OBX - Rodanthe, Waves and Salvo LbNA # 21667
|Placed Date||Apr 17 2006|
|Found By||smalltowngal (Attempted)|
|Last Update||Aug 15 2015|
Here you will find letterboxes commemorating three little fishing towns along the Outer Banks. Enjoy your 1 mile loop walk on an abandoned, paved road.
Go to the Salvo Day Use Area just south of the town of Salvo on the sound side of the island. Just after you pull off of Highway 12, park your car in the 6 car lot on the left. You will be walking on the old camp road where motor vehicles are no longer allowed. The trail is paved and good for bikes and strollers.
Box #1: OBX - Rodanthe
Rodanthe used to be called Chicamacomico, which is an Algonquin word for “sinking down sand.” As is common for the Outer Banks, once the post office came the name was changed to Rodanthe, presumably because Chicamacomico was too hard to pronounce or spell. Rodanthe is the easternmost point of North Carolina, sticking the out the furthest east on the Outer Banks and is known for a history of flooding.
As you entered Rodanthe on the north side you probably saw a lot of cars pulled off to the side of the road. These are surfers, hitting one of the most popular surfing spots on the Outer Banks.
Walk toward the now closed campground area just a few yards to the west. Take the southerly camp road to the left and follow this road in the opposite directions as the arrows indicate a driver would go. Find campsite C51. The fun here will be trying to make out the now faded campsite numbers. At the back of the parking pad for site C51 is a tree. Go to the back of the tree and look at eye level in the tree, wedged in between branches, for the letterbox. Re-wedge it tightly so that it will outlast the hurricanes that are sure to come through here.
Box#2: OBX - Waves
Waves was part of the Chicamacomico Banks and was named South Rodanthe until the postal service came and renamed it Waves, for obvious reasons. Waves is a nice quiet beach town.
Continue going in a southerly direction along the camp road from the Rodanthe letterbox. Turn left on the next camp road on the left, going through the wooden posts. You will see a pull out on the right and two pullouts on the left. In between the pullouts on the left is a large tree. Work your way to the base of this tree and look under the branch starting out low to the ground and heading west for the letterbox.

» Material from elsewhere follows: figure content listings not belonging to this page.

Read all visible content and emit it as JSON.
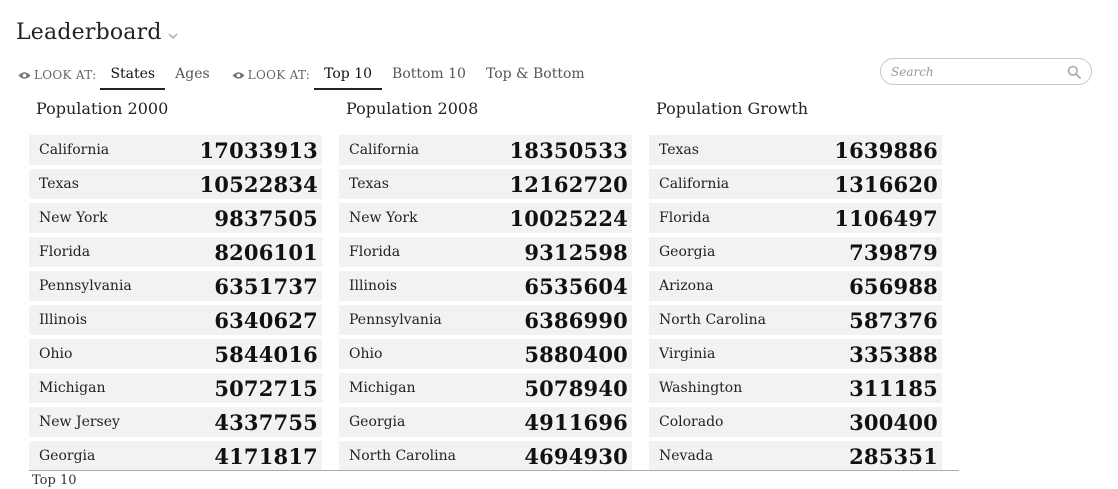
{
  "header": {
    "title": "Leaderboard"
  },
  "filters": {
    "group1": {
      "look_at": "LOOK AT:",
      "tabs": [
        "States",
        "Ages"
      ],
      "active": 0
    },
    "group2": {
      "look_at": "LOOK AT:",
      "tabs": [
        "Top 10",
        "Bottom 10",
        "Top & Bottom"
      ],
      "active": 0
    }
  },
  "search": {
    "placeholder": "Search",
    "value": ""
  },
  "columns": [
    {
      "title": "Population 2000",
      "rows": [
        {
          "name": "California",
          "value": "17033913"
        },
        {
          "name": "Texas",
          "value": "10522834"
        },
        {
          "name": "New York",
          "value": "9837505"
        },
        {
          "name": "Florida",
          "value": "8206101"
        },
        {
          "name": "Pennsylvania",
          "value": "6351737"
        },
        {
          "name": "Illinois",
          "value": "6340627"
        },
        {
          "name": "Ohio",
          "value": "5844016"
        },
        {
          "name": "Michigan",
          "value": "5072715"
        },
        {
          "name": "New Jersey",
          "value": "4337755"
        },
        {
          "name": "Georgia",
          "value": "4171817"
        }
      ]
    },
    {
      "title": "Population 2008",
      "rows": [
        {
          "name": "California",
          "value": "18350533"
        },
        {
          "name": "Texas",
          "value": "12162720"
        },
        {
          "name": "New York",
          "value": "10025224"
        },
        {
          "name": "Florida",
          "value": "9312598"
        },
        {
          "name": "Illinois",
          "value": "6535604"
        },
        {
          "name": "Pennsylvania",
          "value": "6386990"
        },
        {
          "name": "Ohio",
          "value": "5880400"
        },
        {
          "name": "Michigan",
          "value": "5078940"
        },
        {
          "name": "Georgia",
          "value": "4911696"
        },
        {
          "name": "North Carolina",
          "value": "4694930"
        }
      ]
    },
    {
      "title": "Population Growth",
      "rows": [
        {
          "name": "Texas",
          "value": "1639886"
        },
        {
          "name": "California",
          "value": "1316620"
        },
        {
          "name": "Florida",
          "value": "1106497"
        },
        {
          "name": "Georgia",
          "value": "739879"
        },
        {
          "name": "Arizona",
          "value": "656988"
        },
        {
          "name": "North Carolina",
          "value": "587376"
        },
        {
          "name": "Virginia",
          "value": "335388"
        },
        {
          "name": "Washington",
          "value": "311185"
        },
        {
          "name": "Colorado",
          "value": "300400"
        },
        {
          "name": "Nevada",
          "value": "285351"
        }
      ]
    }
  ],
  "footer": {
    "label": "Top 10"
  }
}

Be sure to wedge it back under the branch when you are done stamping in and cover it well.
Box #3: OBX - Salvo:
Salvo was named Clarksville until the post office came to town in 1901. “There’s a legend as to how the name Salvo came about. It’s said that a Union ship proceeding north from Fort Hatteras sailed by this village during the Civil War and that the commander of the ship inquired about its name. He was informed that the village had no name on the Union charts. The commander told the assistant to “give it a salvo anyway” (a firing of the cannon) and the name Salvo was marked on the Union charts. The name was apparently perpetuated on other maps as well so that when the postal service was looking for a name other that South Rodanthe it chose Salvo.
The Salvo Day Use Area is one of the two best soundside beaches for families on Hatteras Isalnd (the other is Canadian Hole/The Haulover just south of Avon). When the ocean is too rough, this is a great place to bring the kids.
From the Waves letterbox return to the main camp road you just came from. Make a left on this road and continue against the arrows. In between campsites B7 and B5 is a tall tree. Look at the base of this tree for the Salvo letterbox. Be sure to put the sticks back on top of it to keep it weighed down.